To minimize the risk of dangerous climate change associated with increasing concentrations of atmospheric greenhouse gases (GHG), as part of ongoing international efforts, the 2008 Climate Change Act requires that the UK reduces its GHG emissions by at least 80% by 2050, compared to 1990 levels. To support such legislation, methods must be developed to reduce uncertainty on existing national GHG emissions estimates and monitor the efficacy of emissions reduction strategies.
The NERC-funded Greenhouse gAs Uk and Global Emissions (GAUGE, 2013-2016+) project led by U. Edinburgh (http://www.geos.ed.ac.uk/research/eochem/gauge.html
) will quantify UK budgets of CO2, CH4, and N2O from different sectors, and to improve global GHG budgets. For the UK, we have designed an integrated and inter-calibrated network of atmospheric measurements incorporating ground-based, airborne (UK BAe-146 research aircraft), ferry-borne, balloon-borne, and space-borne sensors, including new sensor technology. We will interpret these data using computer models of the atmosphere, which describe the movement of GHGs after emission, and sophisticated statistical methods. The main outcome from GAUGE will be robust GHG emission estimates from the UK and from the world.
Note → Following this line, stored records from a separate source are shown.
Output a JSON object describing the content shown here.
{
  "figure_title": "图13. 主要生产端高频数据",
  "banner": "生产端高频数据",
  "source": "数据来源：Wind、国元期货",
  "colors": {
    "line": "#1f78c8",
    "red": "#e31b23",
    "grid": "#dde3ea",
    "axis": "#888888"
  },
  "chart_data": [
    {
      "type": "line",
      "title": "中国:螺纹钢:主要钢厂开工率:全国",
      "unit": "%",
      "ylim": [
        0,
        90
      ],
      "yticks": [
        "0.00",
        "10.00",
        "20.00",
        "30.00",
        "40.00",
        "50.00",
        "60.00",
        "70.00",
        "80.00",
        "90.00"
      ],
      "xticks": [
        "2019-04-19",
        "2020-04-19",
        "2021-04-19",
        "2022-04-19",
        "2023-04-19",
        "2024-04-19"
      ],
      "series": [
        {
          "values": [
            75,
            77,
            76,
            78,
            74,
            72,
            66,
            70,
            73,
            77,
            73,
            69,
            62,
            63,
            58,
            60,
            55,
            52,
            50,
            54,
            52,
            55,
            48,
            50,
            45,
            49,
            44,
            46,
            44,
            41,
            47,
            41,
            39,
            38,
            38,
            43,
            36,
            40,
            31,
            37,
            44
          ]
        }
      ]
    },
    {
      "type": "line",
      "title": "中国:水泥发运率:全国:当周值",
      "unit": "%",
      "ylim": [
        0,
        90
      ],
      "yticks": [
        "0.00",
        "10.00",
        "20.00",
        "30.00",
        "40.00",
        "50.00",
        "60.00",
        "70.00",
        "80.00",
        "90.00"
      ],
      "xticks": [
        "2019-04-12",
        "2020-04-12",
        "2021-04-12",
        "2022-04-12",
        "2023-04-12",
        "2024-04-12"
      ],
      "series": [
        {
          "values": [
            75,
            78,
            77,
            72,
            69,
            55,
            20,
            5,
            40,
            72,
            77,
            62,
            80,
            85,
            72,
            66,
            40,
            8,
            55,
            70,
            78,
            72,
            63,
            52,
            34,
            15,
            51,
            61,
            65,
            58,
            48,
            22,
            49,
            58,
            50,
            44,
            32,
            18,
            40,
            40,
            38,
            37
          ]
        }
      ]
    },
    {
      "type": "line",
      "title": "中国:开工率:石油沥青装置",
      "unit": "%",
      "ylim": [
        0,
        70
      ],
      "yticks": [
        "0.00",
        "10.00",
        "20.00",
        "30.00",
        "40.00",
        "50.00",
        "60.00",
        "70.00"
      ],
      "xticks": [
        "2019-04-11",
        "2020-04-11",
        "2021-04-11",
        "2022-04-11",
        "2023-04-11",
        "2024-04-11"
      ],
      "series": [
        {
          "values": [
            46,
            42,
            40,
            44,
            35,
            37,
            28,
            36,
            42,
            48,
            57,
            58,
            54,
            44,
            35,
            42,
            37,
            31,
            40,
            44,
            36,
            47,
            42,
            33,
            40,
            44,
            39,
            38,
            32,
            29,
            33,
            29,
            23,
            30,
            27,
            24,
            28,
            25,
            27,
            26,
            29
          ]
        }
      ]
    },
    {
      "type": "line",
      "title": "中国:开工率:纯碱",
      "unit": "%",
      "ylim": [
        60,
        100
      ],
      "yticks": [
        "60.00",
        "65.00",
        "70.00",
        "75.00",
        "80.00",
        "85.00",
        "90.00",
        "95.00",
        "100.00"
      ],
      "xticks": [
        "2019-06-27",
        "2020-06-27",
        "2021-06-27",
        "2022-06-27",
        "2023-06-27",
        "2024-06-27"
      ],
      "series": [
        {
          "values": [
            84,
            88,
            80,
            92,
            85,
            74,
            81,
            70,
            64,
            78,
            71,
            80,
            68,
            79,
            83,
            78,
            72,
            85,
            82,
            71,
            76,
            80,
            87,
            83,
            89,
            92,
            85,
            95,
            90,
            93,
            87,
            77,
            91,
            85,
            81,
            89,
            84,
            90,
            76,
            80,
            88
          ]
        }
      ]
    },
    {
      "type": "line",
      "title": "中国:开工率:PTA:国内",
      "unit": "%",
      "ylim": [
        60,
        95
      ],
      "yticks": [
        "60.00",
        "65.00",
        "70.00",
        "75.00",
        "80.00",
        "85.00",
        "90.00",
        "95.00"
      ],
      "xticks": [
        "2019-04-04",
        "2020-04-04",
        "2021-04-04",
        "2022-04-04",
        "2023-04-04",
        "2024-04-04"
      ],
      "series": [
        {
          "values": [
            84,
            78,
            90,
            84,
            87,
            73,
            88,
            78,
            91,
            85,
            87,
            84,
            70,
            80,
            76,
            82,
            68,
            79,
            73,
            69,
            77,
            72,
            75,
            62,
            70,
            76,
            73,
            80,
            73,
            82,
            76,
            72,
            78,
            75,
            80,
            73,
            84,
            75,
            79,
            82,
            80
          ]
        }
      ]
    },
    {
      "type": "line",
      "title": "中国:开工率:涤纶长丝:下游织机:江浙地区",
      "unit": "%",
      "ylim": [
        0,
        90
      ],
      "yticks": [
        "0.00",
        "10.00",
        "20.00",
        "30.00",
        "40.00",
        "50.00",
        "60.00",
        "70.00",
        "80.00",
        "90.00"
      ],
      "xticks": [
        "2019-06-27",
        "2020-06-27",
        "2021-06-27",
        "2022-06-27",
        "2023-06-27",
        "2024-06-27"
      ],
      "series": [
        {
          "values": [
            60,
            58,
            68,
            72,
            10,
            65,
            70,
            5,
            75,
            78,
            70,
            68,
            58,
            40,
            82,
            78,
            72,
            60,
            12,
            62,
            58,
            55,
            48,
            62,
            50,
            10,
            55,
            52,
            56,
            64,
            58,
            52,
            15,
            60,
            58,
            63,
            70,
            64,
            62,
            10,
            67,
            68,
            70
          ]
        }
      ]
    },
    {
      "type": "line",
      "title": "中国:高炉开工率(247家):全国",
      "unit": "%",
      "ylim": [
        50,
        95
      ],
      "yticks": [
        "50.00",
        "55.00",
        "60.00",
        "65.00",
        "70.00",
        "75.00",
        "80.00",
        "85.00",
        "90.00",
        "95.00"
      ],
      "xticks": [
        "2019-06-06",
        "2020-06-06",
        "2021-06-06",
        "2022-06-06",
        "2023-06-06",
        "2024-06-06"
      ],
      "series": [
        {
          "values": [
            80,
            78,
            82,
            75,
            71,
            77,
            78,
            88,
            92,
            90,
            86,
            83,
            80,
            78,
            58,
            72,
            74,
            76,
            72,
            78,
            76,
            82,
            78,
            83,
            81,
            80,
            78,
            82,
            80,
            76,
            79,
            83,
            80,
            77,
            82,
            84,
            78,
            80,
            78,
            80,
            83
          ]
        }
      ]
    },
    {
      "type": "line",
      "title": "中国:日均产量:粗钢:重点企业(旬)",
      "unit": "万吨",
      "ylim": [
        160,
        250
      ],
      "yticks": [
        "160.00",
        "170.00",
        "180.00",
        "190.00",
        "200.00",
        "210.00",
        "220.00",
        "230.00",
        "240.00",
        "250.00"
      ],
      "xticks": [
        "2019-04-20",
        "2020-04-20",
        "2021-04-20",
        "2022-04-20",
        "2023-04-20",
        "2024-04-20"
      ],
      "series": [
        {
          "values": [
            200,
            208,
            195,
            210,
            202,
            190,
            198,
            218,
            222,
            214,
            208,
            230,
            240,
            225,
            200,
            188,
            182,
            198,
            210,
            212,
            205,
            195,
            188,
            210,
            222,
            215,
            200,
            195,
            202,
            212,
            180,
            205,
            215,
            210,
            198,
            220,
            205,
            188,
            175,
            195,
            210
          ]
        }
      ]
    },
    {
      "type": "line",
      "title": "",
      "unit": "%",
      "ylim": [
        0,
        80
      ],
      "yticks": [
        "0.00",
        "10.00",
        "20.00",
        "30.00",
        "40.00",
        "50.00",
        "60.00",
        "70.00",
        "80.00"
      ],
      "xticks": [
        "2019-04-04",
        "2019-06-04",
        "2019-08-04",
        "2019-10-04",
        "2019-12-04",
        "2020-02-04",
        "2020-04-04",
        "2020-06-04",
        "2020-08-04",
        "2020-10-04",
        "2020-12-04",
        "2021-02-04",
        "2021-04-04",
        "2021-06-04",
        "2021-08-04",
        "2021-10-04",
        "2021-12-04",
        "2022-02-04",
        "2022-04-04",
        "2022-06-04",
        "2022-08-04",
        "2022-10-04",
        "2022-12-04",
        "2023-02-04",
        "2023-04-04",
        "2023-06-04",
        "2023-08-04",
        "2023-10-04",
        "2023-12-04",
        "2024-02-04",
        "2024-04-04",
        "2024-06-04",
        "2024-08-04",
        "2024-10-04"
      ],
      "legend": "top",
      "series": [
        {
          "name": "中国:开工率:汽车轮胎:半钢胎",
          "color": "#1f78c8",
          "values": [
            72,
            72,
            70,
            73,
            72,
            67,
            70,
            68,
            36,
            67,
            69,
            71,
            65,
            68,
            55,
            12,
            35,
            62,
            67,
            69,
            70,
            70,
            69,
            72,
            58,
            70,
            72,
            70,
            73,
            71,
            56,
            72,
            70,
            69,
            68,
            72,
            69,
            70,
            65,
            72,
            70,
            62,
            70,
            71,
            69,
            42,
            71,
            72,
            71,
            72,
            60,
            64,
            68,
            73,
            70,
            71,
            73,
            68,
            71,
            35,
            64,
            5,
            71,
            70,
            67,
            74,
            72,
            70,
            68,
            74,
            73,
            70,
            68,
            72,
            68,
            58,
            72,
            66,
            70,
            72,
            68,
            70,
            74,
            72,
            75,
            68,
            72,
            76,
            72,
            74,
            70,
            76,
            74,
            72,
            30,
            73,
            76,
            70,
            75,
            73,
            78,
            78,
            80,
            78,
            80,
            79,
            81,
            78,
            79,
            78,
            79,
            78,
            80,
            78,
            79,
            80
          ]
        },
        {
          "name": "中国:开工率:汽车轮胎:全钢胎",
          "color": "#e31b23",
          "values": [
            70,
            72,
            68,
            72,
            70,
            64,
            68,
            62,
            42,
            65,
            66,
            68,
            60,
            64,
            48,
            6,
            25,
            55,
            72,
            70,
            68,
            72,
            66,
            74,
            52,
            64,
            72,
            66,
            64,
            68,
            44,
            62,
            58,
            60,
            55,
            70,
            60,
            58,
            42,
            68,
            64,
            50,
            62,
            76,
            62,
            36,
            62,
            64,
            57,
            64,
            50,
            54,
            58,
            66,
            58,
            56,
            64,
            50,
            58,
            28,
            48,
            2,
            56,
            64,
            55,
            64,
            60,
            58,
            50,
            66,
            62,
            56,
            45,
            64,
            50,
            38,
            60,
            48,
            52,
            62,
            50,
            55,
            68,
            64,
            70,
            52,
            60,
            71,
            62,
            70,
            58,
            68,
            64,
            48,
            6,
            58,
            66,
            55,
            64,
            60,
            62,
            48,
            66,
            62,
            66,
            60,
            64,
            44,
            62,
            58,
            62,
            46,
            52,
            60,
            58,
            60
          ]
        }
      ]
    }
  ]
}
The successful candidate will use the GEOS-Chem chemistry transport model, which includes a detailed description of the gaseous and particulate chemistry required to address the broad science objective of this project. Isotopes of GHGs provide additional constraints on the magnitude and distribution of these gases from different sectors (e.g., fossil fuel combustion). The candidate will develop the CO2, CH4, and N2O isotope capability of the GEOS-Chem model in order to take full advantage of the isotope measurements taken over the UK and, in collaboration with international groups, over other parts of the globe. Wherever possible model development will draw on ongoing activities within the wider GEOS-Chem community, including work conducted with GAUGE, to use the latest regional emission estimates for anthropogenic, biogenic, and pyrogenic sectors. There is an enormous breadth of science that can be achieved using GHG isotope measurements available as part of this project but principally we will use them to improve emissions estimates of the anthropogenic component of GHGs.
Techniques The studentship will include the interpretation of atmospheric measurements of GHGs from a number of different platforms and using different techniques using a computer model of atmospheric chemistry and transport and statistical analysis. All models used for this project are already widely used within our group.
This project offers the candidate an excellent opportunity to work within a strong international team of researchers to test current understanding of the climate system. More broadly, the project is affiliated, through the supervisor, to the NERC National Centre for Earth Observation, and is affiliated, via GAUGE activities, to the NERC National Centre for Atmospheric Research.